左の塩は食卓塩でこの中で最も精製度が高く、結晶の粒子も小さくさらさらしている。フランス人は味の薄い料理があるとこれをガンガンかける(人もいる)。日本の塩が国の独占事業だった頃の塩に近いものがあるが、数字の上ではアレほど精製されていない。日本の塩の純度はソーダ工業のレベルの高さを誇るに充分だったかもしれないが味気なかった。

コルクの蓋がついたちょっとおしゃれな容器に入ったのは塩の花/fleur de selと呼ばれる特殊な塩である。これも海塩ではあるが、塩田で析出する塩の最初の結晶を集めた手間隙かかったものである。海水から最初に析出するのは塩化ナトリウムで結晶は排他的に進むため純度は高い。

Nu saltと書かれた容器のもの、実はこれフランスのものではなくアメリカで見つけたものである。パッケージに書かれた売り文句はSodium free salt substrate、ナトリウムゼロの塩である。これで塩分制限があってもおいしく食事ができる。その正体は純塩化カリウムである。初めて見たときは、いかにもアメリカらしいギミックな健康食品かと思ったものだが、塩分の過剰摂取による循環器系疾患が背景にあるとすると存在意義は充分なのだろう。ところがこれで塩の代わりにおいしい食事が約束されるはずも無く、純粋な塩化カリウムはとんでもない味がするのである。塩辛い刺激はあるが、苦味と渋みがそれにも増して強いのである。乾燥昆布の表面に浮き出た塩をなめたときの刺激ある味が近い。

Lo saltはフランスで売られている塩でコンセプトはNu saltと同じだが、塩化カリウム2、塩化ナトリウム1の比で混ぜられた塩である。Nu saltより幾分ましではあるがやはりカリウムは強烈である。

海塩の名産ブランド地としてはBayonne、Île de Ré、Camargueなどがある。これ以外に調味塩としてハーブ入りの塩などがある。

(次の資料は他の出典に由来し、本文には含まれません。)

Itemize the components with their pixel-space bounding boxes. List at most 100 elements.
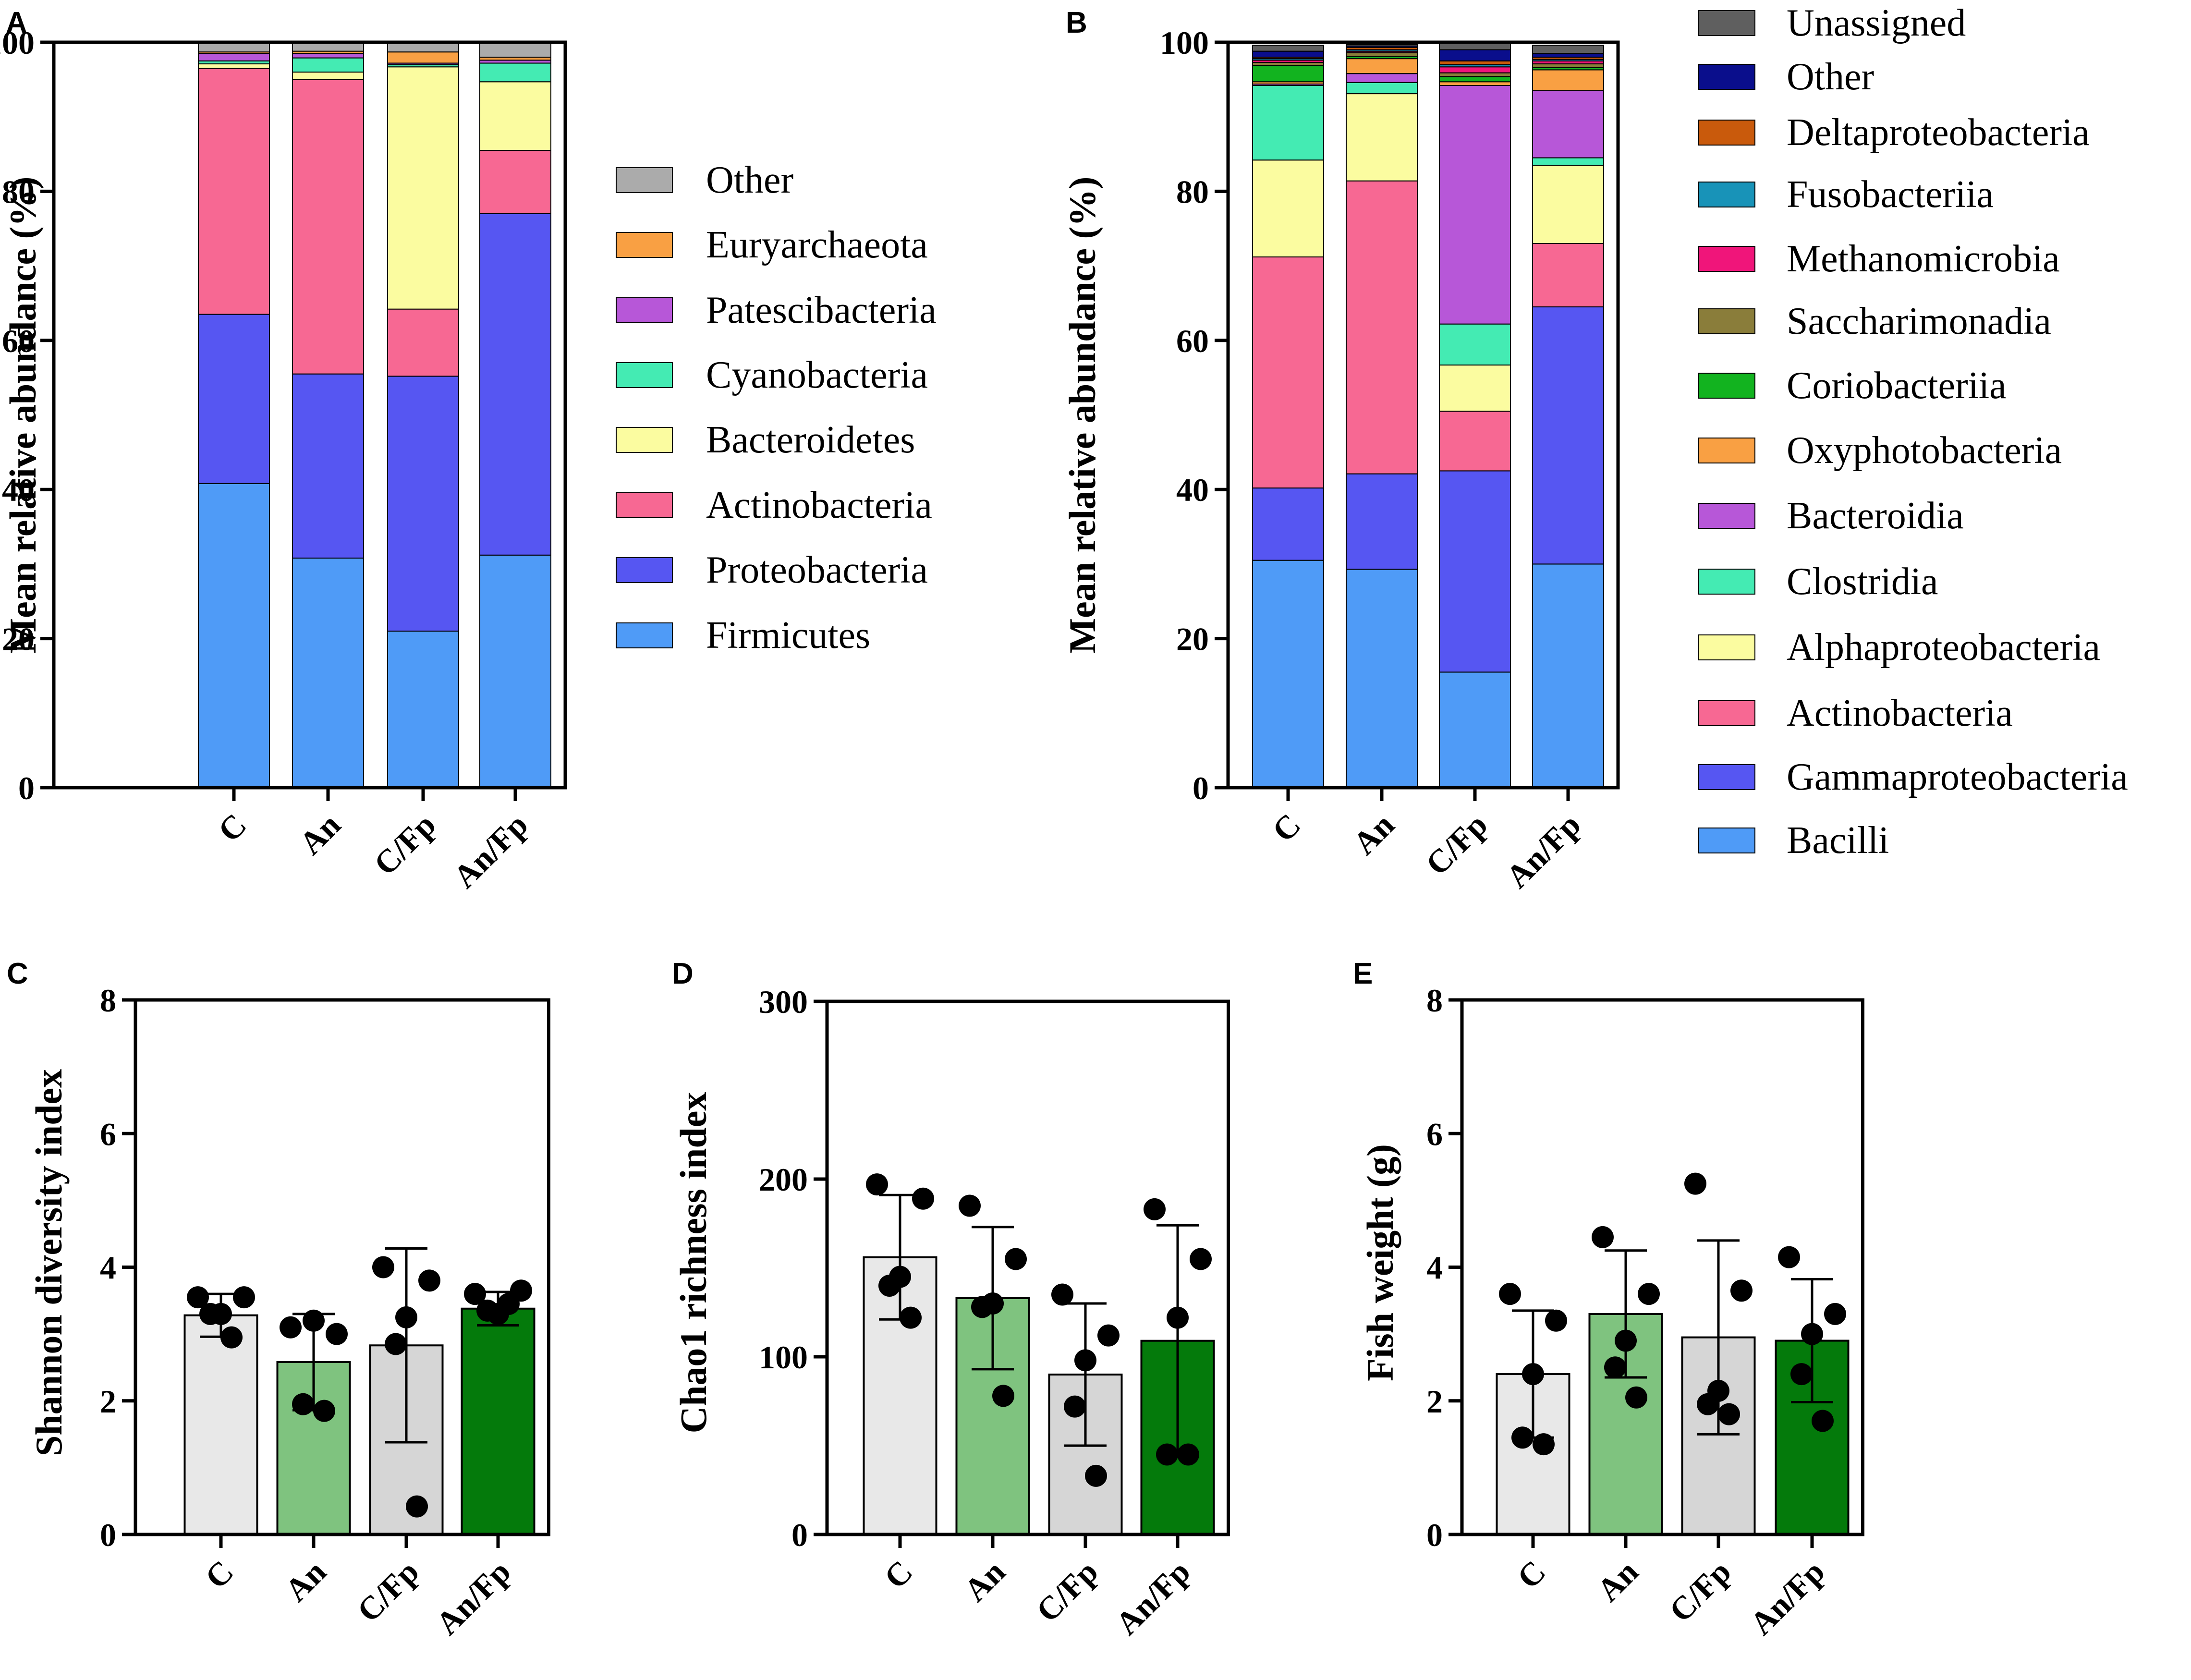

さて、岩塩だが自然食品などの専門店に行けばあるのだろうがスーパーではまだ一度もお目にかかったことが無い。もしかして岩塩は採れないのだろうか?岩塩が期待できそうなドイツ国境のアルザス地方(ここもあまり北に行くと海が近くなってしまう)、サヴォア地方(山に阻まれているとはいえ地中海はすぐ)なんかはどうなのだろう。